The power battery is used as an energy storage center in the electric vehicle, under the condition that the volume and the quantity of the power battery are difficult to greatly improve, the energy density of the power battery needs to be improved, the greatly improved capacity density of the power battery means that the probability of thermal runaway of the power battery is also improved, when the thermal runaway of the power battery occurs, high-energy gas is released, the high-energy gas carries liquid or solid substances such as electrolyte, electrode materials and current collectors, the internal pressure of a power system is suddenly increased, and the power system can be rapidly led to be connected with the outside, after the high-energy gas meets the outside air, the high-energy gas is violently combusted under the ignition action of high-temperature particles, and further serious safety accidents occur. Therefore, the high-energy gas needs to be subjected to harmless treatment and then discharged to the outside, so that the safety risk is reduced.

Disclosure of Invention

One object of the present invention is: the utility model provides a battery module, through the unit of bleeding with gaseous leading-in bleeder channel in to in time discharge the outside of module casing with gaseous, improve the security performance.

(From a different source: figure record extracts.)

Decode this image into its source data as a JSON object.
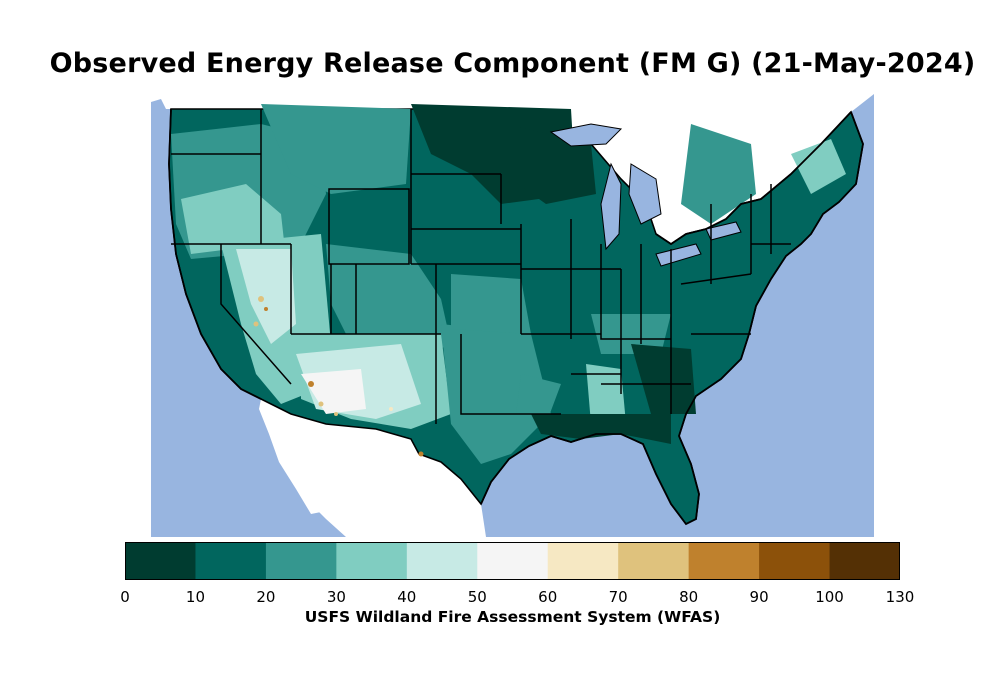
{
  "map": {
    "title": "Observed Energy Release Component (FM G) (21-May-2024)",
    "colorbar_label": "USFS Wildland Fire Assessment System (WFAS)",
    "colorbar_ticks": [
      "0",
      "10",
      "20",
      "30",
      "40",
      "50",
      "60",
      "70",
      "80",
      "90",
      "100",
      "130"
    ],
    "colorbar_bins": [
      {
        "range": [
          0,
          10
        ],
        "color": "#003c30"
      },
      {
        "range": [
          10,
          20
        ],
        "color": "#01665e"
      },
      {
        "range": [
          20,
          30
        ],
        "color": "#35978f"
      },
      {
        "range": [
          30,
          40
        ],
        "color": "#80cdc1"
      },
      {
        "range": [
          40,
          50
        ],
        "color": "#c7eae5"
      },
      {
        "range": [
          50,
          60
        ],
        "color": "#f5f5f5"
      },
      {
        "range": [
          60,
          70
        ],
        "color": "#f6e8c3"
      },
      {
        "range": [
          70,
          80
        ],
        "color": "#dfc27d"
      },
      {
        "range": [
          80,
          90
        ],
        "color": "#bf812d"
      },
      {
        "range": [
          90,
          100
        ],
        "color": "#8c510a"
      },
      {
        "range": [
          100,
          130
        ],
        "color": "#543005"
      }
    ],
    "water_color": "#98b5e0",
    "border_color": "#000000"
  }
}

In order to achieve the purpose, the invention adopts the following technical scheme:

a battery module, comprising:

the gas purifier comprises a module shell, a gas inlet and a gas outlet, wherein an accommodating cavity is formed in the module shell, a discharge channel is hollowed in the side wall of the module shell and communicated with the accommodating cavity and the outside of the module shell, and a purification unit is arranged in the discharge channel and used for purifying gas passing through the discharge channel;

the electric core assembly is arranged in the accommodating cavity;

the detection unit is arranged in the module shell and used for detecting the air pressure value and the temperature in the module shell;

and the discharge unit is arranged in the module shell and used for guiding the gas in the accommodating cavity into the discharge channel.

As an optional technical scheme, the battery module still includes a plurality of partition roof beam, a plurality of partition roof beam interval set up in hold the intracavity, in order with will hold the chamber partition for a plurality of positions of holding, every it all holds a set of to hold the position electric core subassembly.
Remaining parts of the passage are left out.